I found The Count of Monte Cristo to be perfect summer reading: Suspenseful enough to keep the pages turning, but literary enough that an English major need feel no shame being seen with it. The Count is a compelling if weird protagonist — he seems to enjoy torturing his friends as much as his enemies, and more than once keeps someone he’s theoretically trying to help teetering on the edge of suicide for no very good reason.

It’s hard to tell in translation, of course, but it seemed to me that Dumas’s prose is pretty mediocre. He’s all about the plot, which in a way makes him very American. But then parts of the book are extremely French:

“Father, what is the matter? You don’t look well.”


“It is nothing, it will soon pass,” said the old man; but his strength failed him and he fell backward.


“This will never do!” exclaimed the youth. “A glass of wine will soon put you right. Tell me where you keep it,” he continued, opening one cupboard after another.


“It is useless to look for it,” said the old man. “There is no wine.”


“What? No wine?” said the young man, turning pale and looking first at the old man’s sunken and pallid cheeks and then at the bare cupboards. “No wine?”

But the most interesting thing I learned from this book was in the introduction:

Alexandre Dumas ranks among the most widely read novelists of Romantic literature and may be the most beloved writer France has ever produced. His works are stories of adventure depicting the heroic triumph of human strength and endurance, a legacy he was born to recount.

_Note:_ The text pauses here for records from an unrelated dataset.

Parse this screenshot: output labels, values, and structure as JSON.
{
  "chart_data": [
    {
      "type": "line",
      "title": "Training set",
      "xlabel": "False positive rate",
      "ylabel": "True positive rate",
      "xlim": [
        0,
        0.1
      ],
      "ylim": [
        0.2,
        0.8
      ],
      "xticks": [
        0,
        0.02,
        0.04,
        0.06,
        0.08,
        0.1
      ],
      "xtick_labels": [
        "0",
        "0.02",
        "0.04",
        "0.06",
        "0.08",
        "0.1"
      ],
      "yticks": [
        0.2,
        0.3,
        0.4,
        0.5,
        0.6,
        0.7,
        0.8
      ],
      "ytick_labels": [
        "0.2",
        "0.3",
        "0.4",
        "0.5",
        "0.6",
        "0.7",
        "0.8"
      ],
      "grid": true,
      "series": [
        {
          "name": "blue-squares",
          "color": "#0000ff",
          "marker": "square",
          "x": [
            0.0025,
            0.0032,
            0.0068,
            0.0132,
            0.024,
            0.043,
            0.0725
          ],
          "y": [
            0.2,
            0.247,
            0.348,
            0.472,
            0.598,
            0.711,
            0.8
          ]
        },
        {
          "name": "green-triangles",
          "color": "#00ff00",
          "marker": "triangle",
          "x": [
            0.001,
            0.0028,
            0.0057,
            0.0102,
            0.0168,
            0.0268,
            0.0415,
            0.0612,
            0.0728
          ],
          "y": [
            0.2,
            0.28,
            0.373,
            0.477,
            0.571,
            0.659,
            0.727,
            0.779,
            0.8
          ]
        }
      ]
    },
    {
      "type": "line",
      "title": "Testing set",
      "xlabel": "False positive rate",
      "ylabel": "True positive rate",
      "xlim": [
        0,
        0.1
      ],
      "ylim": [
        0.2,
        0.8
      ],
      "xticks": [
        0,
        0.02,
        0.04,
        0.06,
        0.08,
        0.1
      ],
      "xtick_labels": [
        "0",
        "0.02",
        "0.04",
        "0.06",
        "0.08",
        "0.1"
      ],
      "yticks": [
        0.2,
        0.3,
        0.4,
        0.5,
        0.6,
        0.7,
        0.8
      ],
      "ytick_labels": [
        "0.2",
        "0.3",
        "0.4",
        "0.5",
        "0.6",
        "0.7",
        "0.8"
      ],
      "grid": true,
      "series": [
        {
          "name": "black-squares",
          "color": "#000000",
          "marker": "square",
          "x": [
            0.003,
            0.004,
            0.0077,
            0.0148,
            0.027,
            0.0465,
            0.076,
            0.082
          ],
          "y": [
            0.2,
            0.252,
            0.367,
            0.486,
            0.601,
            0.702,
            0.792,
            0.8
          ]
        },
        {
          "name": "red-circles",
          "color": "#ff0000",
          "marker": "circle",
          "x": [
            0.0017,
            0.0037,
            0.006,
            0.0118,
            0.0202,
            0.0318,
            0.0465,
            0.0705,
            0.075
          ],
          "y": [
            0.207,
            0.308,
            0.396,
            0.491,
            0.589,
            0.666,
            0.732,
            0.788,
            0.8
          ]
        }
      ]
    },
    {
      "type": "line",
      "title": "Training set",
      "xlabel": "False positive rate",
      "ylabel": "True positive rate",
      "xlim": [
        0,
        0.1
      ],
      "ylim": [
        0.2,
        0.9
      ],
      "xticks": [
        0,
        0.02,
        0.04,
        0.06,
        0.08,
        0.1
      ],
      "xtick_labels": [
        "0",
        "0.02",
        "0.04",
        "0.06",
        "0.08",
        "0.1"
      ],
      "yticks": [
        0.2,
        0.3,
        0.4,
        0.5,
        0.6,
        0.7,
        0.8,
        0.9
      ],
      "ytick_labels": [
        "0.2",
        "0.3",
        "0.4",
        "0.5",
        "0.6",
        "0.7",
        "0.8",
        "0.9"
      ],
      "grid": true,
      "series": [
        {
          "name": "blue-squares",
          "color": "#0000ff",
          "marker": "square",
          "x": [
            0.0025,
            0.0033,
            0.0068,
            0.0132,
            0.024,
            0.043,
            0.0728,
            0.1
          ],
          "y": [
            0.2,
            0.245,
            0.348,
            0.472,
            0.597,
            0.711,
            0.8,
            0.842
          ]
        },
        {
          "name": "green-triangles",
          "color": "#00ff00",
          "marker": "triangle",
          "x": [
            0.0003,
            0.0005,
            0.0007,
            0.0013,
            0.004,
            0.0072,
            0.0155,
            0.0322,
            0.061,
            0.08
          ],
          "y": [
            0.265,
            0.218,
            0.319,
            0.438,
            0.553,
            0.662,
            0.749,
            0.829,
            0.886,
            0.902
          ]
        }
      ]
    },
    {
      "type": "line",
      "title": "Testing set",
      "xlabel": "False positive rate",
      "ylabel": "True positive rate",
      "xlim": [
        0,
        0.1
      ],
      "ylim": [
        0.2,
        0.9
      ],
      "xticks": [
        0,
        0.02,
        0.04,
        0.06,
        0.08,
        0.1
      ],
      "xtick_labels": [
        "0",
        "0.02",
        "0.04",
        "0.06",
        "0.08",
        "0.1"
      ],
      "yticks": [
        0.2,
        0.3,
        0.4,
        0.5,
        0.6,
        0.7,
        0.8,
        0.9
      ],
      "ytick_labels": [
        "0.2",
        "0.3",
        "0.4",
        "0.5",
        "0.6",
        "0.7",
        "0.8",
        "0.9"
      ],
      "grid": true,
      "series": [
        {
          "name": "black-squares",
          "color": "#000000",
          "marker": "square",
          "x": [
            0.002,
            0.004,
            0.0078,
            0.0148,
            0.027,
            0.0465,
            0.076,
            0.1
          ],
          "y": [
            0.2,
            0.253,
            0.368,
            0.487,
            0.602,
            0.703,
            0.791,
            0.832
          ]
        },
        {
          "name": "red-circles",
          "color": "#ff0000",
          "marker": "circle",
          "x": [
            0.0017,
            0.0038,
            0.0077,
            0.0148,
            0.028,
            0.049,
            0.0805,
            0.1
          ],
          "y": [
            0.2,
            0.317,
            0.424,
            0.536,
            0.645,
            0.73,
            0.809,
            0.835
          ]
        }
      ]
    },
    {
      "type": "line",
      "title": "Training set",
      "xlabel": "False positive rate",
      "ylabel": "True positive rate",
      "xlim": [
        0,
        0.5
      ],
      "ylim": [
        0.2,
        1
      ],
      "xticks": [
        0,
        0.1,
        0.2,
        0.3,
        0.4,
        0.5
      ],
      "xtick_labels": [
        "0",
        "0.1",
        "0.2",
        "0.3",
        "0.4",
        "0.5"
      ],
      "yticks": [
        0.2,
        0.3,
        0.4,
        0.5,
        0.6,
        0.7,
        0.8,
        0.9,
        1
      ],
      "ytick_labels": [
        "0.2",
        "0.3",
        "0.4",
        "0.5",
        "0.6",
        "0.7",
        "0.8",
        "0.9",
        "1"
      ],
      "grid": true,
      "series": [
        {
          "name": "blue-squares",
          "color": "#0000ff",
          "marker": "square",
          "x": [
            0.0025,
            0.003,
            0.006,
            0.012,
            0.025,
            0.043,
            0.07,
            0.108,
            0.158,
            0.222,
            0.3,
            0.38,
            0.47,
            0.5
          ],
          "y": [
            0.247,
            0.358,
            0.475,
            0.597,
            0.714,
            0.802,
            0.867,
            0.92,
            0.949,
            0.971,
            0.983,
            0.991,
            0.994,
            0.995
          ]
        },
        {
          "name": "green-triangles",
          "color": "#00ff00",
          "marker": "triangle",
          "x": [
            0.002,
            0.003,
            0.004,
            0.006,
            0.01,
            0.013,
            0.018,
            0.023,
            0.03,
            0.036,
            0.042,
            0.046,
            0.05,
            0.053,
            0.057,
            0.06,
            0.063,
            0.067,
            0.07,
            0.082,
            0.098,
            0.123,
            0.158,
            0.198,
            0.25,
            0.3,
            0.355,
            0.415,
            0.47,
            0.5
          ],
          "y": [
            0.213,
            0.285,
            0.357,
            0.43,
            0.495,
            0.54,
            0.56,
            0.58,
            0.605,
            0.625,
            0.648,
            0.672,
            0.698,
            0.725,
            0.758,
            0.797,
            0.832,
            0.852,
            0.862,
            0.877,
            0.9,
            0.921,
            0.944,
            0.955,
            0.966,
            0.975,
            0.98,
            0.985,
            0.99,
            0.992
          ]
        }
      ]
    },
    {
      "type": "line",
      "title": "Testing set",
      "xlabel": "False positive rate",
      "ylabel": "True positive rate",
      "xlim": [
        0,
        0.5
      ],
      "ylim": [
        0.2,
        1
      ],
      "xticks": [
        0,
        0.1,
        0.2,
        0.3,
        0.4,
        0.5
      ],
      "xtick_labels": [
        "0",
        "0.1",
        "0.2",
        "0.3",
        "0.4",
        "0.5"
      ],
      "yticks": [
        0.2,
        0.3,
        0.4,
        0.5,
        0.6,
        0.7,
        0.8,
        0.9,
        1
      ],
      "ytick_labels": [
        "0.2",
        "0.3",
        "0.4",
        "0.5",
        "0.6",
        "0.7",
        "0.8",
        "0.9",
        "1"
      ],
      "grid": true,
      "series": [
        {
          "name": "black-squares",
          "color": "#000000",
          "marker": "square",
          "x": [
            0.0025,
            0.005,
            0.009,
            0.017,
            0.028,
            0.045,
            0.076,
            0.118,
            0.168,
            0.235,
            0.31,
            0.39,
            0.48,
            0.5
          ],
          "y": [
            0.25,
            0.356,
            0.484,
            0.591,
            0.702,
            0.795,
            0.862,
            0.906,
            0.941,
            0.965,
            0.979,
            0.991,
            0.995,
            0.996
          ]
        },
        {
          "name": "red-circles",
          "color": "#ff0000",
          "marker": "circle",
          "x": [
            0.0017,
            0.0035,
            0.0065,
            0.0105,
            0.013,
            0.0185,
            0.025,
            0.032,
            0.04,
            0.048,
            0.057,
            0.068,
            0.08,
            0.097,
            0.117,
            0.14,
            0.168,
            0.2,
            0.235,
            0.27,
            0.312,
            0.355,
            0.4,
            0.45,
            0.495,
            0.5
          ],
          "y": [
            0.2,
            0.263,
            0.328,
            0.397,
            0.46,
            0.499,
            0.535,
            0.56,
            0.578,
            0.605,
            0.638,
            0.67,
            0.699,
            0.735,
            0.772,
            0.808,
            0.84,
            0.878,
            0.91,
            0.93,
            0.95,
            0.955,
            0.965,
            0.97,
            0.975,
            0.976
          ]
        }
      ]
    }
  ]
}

Dumas’s father, Thomas-Alexander, was born a slave on Santo Domingo (now Haiti) in 1762 to a black slave, Cessette Dumas, and her owner, the Marquis de la Pailleterie, a Frenchman who had come to the Caribbean to seek his fortune as a sugar planter. The marquis sold Thomas and three of his siblings, but bought him back and then took him to France when he was fourteen years old. The young man severed ties with his father, took his mother’s name, and joined the army. By thirty-one he was serving as a general under Napoleon Bonaparte.

And so, as these things happen, I am now the owner of a volume called The Black Count, a nonfiction account of General Dumas’s life. I will be writing about it in this space… someday.